During today’s Senate Health, Education, Labor and Pensions (HELP) Committee hearing on the implementation of the 21st Century Cures Act, U.S. Senator Bill Cassidy, M.D. (R-LA) urged National Institutes of Health (NIH) Director Francis Collins, M.D., Ph.D. to make combating the opioid epidemic a priority by providing sufficient funding to the National Institute of Drug Abuse (NIDA).
Key excerpts of Cassidy’s comments are transcribed below.
During a HELP committee hearing on the opioid crisis last week, Cassidy questioned state officials on best practices for addressing addiction and identifying “pill-mill” doctors.
CASSIDY: Dr. Collins, again, great respect for you and for your institute. But as I have pointed out in the past, we don’t seem to have an NIH which targets funding relative to disease burden. So when I look at NIDA, their budget only went up 2 percent last year, and it still remains far smaller than other institutes in which there is far less morbidity and mortality flowing from those disease conditions.
So if we are going to address the issues of opioids or mental health, both of which are playing into this, it seems like there has to be a greater shift in where our funding is going at NIH towards these disease conditions.
Now in the past you’ve suggested that, ‘Well we’ll kind of organically grow, oh, this one’s stable, and allow this one to grow.’ But when I look at it, all the institutes seem to be growing at about the same pace.

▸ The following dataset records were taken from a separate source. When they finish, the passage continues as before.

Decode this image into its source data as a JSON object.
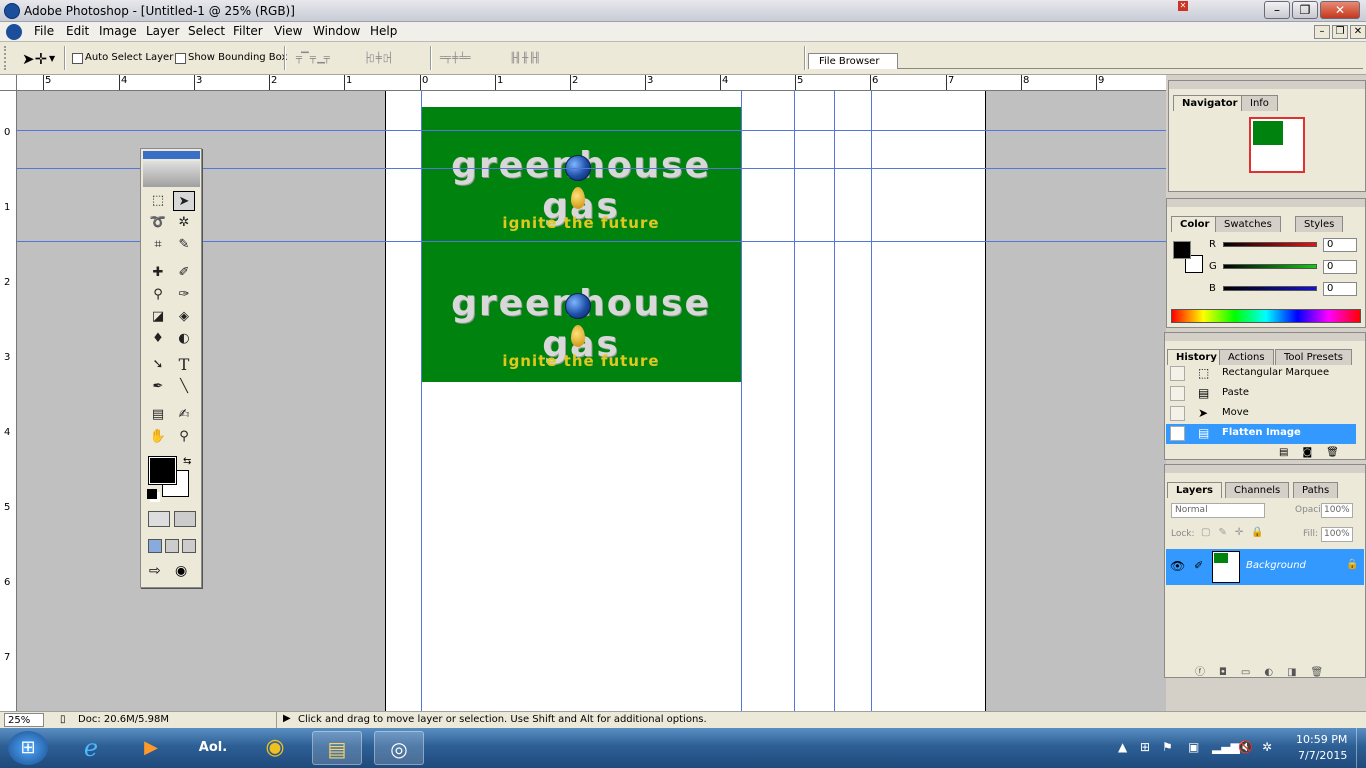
{
  "window": {
    "title": "Adobe Photoshop - [Untitled-1 @ 25% (RGB)]",
    "controls": {
      "minimize": "–",
      "maximize": "❐",
      "close": "✕"
    }
  },
  "menu": [
    "File",
    "Edit",
    "Image",
    "Layer",
    "Select",
    "Filter",
    "View",
    "Window",
    "Help"
  ],
  "mdi_controls": {
    "minimize": "–",
    "restore": "❐",
    "close": "✕"
  },
  "options": {
    "auto_select_layer": {
      "label": "Auto Select Layer",
      "checked": false
    },
    "show_bounding_box": {
      "label": "Show Bounding Box",
      "checked": false
    }
  },
  "file_browser": {
    "label": "File Browser"
  },
  "rulers": {
    "top_labels": [
      "5",
      "4",
      "3",
      "2",
      "1",
      "0",
      "1",
      "2",
      "3",
      "4",
      "5",
      "6",
      "7",
      "8",
      "9"
    ],
    "left_labels": [
      "0",
      "1",
      "2",
      "3",
      "4",
      "5",
      "6",
      "7"
    ]
  },
  "document": {
    "banner_color": "#00820f",
    "headline": "greenhouse gas",
    "tagline": "ignite the future"
  },
  "navigator": {
    "tabs": [
      "Navigator",
      "Info"
    ]
  },
  "color_palette": {
    "tabs": [
      "Color",
      "Swatches",
      "Styles"
    ],
    "channels": [
      {
        "label": "R",
        "value": "0",
        "color": "#ee1111"
      },
      {
        "label": "G",
        "value": "0",
        "color": "#11cc11"
      },
      {
        "label": "B",
        "value": "0",
        "color": "#1111dd"
      }
    ]
  },
  "history": {
    "tabs": [
      "History",
      "Actions",
      "Tool Presets"
    ],
    "items": [
      {
        "label": "Rectangular Marquee",
        "icon": "marquee-icon",
        "active": false
      },
      {
        "label": "Paste",
        "icon": "document-icon",
        "active": false
      },
      {
        "label": "Move",
        "icon": "move-icon",
        "active": false
      },
      {
        "label": "Flatten Image",
        "icon": "document-icon",
        "active": true
      }
    ]
  },
  "layers": {
    "tabs": [
      "Layers",
      "Channels",
      "Paths"
    ],
    "blend_mode": "Normal",
    "opacity_label": "Opacity:",
    "opacity": "100%",
    "lock_label": "Lock:",
    "fill_label": "Fill:",
    "fill": "100%",
    "layer_name": "Background"
  },
  "status": {
    "zoom": "25%",
    "doc": "Doc: 20.6M/5.98M",
    "hint": "Click and drag to move layer or selection.  Use Shift and Alt for additional options."
  },
  "taskbar": {
    "apps": [
      {
        "name": "start-button",
        "glyph": "⊞"
      },
      {
        "name": "internet-explorer-icon",
        "glyph": "e"
      },
      {
        "name": "media-player-icon",
        "glyph": "▶"
      },
      {
        "name": "aol-icon",
        "glyph": "Aol."
      },
      {
        "name": "chrome-icon",
        "glyph": "◉"
      },
      {
        "name": "file-explorer-icon",
        "glyph": "▤"
      },
      {
        "name": "photoshop-taskbar-icon",
        "glyph": "◎"
      }
    ],
    "time": "10:59 PM",
    "date": "7/7/2015"
  }
}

So I guess my question for you is, it doesn’t seem as if NIH is making these a priority if you look over other conditions, if you look at the relative funding increase of those institutes. You’re a very thoughtful person, so please give me your thoughts on that.
COLLINS: Senator, you point to a very important issue about how do we make decisions. I have to point out however that it’s the Congress that assigns a budget, it’s a line item every year in the appropriations process, to each of those institutes. As the NIH director, I don’t get to set those numbers. And so we follow what the Congress tells us ought to be the appropriation for a given year. And then, we work with great flexibility to try to be sure that when there is a public health need, as there is now, for instance, with opioids, which I think you are referring to. Because of course we have a big opportunity there in terms of our understanding of how the brain works. The brain initiative is directly relevant here. The neurology institute has an enormous investment in understanding pain, as does the National Center for Complementary and Integrative Health. So one shouldn’t look at our organizational structure and say that the money actually fits precisely into those buckets. We have lots of ways that we can mix—
CASSIDY: I accept that, if I may, just because I have limited time. So you’re saying that if we want more money to go to the National Institute of Drug Addiction [sic], we need to line item it in our budget.
COLLINS: That’s the only way it happens.
CASSIDY: So that said, the flexibility does seem as if it should be flexing toward things like NIDA. Pain is important, but ultimately pain translates into addiction. That’s a final common pathway, and so it does seem as if we should be flexing towards them. Is that where the flexing is taking place?
COLLINS: I think that’s what we’re trying to do, is to shift the priority opportunities we have, more funds into that space, because we recognize this is a terrible public health emergency.